Qui scatta la seconda obiezione, ovvia anch’essa e non meno fondata della prima: se eliminassimo gli standard minimi di trattamento, consentiremmo la concorrenza tra i lavoratori al ribasso, una grande guerra tra poveri.
È vero. In qualche caso, però, siamo tutti d’accordo (sindacati compresi) sull’opportunità di disapplicare gli standard generali. Per esempio, una legge consente che le università utilizzino i propri studenti, ciascuno entro un certo limite di ore annue, ovviamente senza alcuna garanzia di stabilità, pagandoli 8 euro all’ora senza contributi e persino senza imposizione fiscale: in questo modo gli atenei possono attivare una gran quantità di servizi aggiuntivi e gli studenti ingaggiati possono pagarsi i libri, le tasse di frequenza e anche qualche cosa di più, senza alcun danno per i lavoratori «regolari» del settore.
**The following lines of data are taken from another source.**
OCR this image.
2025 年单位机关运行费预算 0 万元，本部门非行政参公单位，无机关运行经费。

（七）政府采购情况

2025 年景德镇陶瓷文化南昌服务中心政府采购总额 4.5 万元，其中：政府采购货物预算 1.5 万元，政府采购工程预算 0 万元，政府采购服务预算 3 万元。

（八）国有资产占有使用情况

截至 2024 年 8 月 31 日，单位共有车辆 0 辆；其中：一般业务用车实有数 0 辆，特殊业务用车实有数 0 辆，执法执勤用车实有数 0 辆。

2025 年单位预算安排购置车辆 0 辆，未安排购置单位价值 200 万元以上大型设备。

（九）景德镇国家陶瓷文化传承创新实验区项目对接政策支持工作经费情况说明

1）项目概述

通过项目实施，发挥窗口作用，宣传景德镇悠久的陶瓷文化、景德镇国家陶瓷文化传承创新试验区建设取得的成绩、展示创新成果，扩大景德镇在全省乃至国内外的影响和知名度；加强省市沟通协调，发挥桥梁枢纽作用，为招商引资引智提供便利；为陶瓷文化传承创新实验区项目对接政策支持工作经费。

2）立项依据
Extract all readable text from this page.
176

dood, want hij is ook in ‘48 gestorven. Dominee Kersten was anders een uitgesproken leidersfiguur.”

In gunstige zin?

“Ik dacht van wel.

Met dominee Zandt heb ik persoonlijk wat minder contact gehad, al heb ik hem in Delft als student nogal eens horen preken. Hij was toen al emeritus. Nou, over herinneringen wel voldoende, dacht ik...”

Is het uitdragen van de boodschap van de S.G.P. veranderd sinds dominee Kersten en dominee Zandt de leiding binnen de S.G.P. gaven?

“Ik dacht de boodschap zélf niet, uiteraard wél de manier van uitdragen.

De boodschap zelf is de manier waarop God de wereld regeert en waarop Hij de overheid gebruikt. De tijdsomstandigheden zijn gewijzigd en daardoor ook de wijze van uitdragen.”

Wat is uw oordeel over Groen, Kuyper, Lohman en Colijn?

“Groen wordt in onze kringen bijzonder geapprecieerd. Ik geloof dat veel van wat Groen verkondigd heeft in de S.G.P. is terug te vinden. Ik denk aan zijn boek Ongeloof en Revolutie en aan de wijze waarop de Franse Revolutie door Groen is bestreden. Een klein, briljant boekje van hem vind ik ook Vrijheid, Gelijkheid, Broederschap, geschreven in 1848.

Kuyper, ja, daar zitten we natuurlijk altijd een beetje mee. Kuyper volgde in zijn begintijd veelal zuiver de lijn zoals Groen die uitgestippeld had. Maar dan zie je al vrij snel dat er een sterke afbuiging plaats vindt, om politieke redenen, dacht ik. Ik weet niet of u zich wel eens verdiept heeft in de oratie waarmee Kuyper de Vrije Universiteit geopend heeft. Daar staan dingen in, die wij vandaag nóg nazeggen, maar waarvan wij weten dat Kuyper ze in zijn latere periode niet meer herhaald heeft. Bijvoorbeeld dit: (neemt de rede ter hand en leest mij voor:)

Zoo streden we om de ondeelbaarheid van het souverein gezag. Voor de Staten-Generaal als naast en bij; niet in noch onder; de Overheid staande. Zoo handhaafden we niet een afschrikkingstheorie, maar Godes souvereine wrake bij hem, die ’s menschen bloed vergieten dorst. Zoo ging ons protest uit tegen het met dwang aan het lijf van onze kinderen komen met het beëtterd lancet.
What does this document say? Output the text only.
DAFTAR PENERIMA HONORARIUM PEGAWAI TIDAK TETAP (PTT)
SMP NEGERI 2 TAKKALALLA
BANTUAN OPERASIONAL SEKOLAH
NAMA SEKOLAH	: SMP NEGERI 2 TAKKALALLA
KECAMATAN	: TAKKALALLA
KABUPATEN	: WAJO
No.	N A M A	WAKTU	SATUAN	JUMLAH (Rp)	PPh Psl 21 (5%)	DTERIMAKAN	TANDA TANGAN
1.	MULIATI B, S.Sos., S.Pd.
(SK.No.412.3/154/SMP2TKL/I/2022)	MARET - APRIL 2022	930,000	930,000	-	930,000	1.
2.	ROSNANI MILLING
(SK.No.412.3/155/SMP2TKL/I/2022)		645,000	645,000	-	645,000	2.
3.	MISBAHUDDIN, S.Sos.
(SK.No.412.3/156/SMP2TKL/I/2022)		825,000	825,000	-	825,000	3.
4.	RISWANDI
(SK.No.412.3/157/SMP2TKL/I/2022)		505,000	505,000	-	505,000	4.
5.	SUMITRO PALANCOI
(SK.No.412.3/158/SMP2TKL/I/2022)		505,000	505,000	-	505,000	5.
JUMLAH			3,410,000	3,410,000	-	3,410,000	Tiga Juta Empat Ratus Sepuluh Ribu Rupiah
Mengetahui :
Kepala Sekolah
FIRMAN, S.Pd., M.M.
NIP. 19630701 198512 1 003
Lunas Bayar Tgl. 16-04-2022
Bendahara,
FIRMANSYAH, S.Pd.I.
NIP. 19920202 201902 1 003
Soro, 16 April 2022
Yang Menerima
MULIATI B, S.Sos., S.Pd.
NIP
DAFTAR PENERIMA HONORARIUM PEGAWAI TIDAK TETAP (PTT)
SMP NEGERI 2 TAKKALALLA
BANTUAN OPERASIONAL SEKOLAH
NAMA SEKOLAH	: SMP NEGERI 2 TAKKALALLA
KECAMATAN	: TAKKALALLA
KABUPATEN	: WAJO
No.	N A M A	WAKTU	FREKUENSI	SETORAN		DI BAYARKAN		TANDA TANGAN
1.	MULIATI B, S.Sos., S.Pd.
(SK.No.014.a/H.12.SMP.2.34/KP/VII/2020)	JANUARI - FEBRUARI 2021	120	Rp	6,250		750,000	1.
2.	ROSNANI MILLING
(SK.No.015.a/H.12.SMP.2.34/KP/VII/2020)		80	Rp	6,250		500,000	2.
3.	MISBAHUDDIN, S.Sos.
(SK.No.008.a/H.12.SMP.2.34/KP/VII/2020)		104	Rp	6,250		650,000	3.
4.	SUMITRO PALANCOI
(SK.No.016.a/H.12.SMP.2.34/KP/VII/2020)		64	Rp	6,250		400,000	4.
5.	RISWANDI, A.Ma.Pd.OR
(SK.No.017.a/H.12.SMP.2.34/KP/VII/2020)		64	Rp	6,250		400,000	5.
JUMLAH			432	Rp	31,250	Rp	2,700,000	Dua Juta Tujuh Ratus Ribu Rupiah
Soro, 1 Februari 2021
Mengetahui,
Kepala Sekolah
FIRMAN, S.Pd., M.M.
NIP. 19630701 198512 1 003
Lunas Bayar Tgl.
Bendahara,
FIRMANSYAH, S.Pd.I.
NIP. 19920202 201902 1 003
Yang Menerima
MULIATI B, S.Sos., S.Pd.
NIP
Forme analoghe di incontro «fuori standard» fra domanda e offerta potrebbero essere sperimentate anche in altri casi, quando ci sia consenso generale sulla non pericolosità sociale della deroga e si possa escludere che ne venga intaccata l’area del lavoro regolare. Così, per esempio, molti pensionati sessantenni potrebbero essere ingaggiati come co.co.co. da un ente locale (cui la legge ancora consente, senza alcuna formalità, questo tipo di contratto) e pagati 8 euro l’ora come fanno gli atenei con gli studenti, per trasmettere le proprie capacità, affinate in una vita di lavoro, a disoccupati in difficoltà, oppure per insegnare l’uso del computer e di Internet a persone anziane e disabili; altri potrebbero essere ingaggiati, in joint venture con le famiglie interessate, per assistere anziani in difficoltà. Le mamme di bimbi piccoli disposte a prendersi in casa durante la giornata uno o due altri bimbi consentirebbero di andare a lavorare in azienda a tante altre mamme che oggi non riescono a farlo: basterebbe che il Comune si facesse carico di un breve addestramento, una parte del sobrio corrispettivo, un minimo di controllo e un servizio di assistenza per le emergenze.
Lo stesso Comune potrebbe sperimentare pattuglie notturne di volonterosi pensionati per la protezione della città dai vandali e dai bruti. E se qualche rappresentante dei vigili urbani protesterà che in questo modo si invade un terreno di loro competenza, basterà chiedergli: ma quanti vigili urbani sono disponibili per i turni di notte, in giro per le strade della città?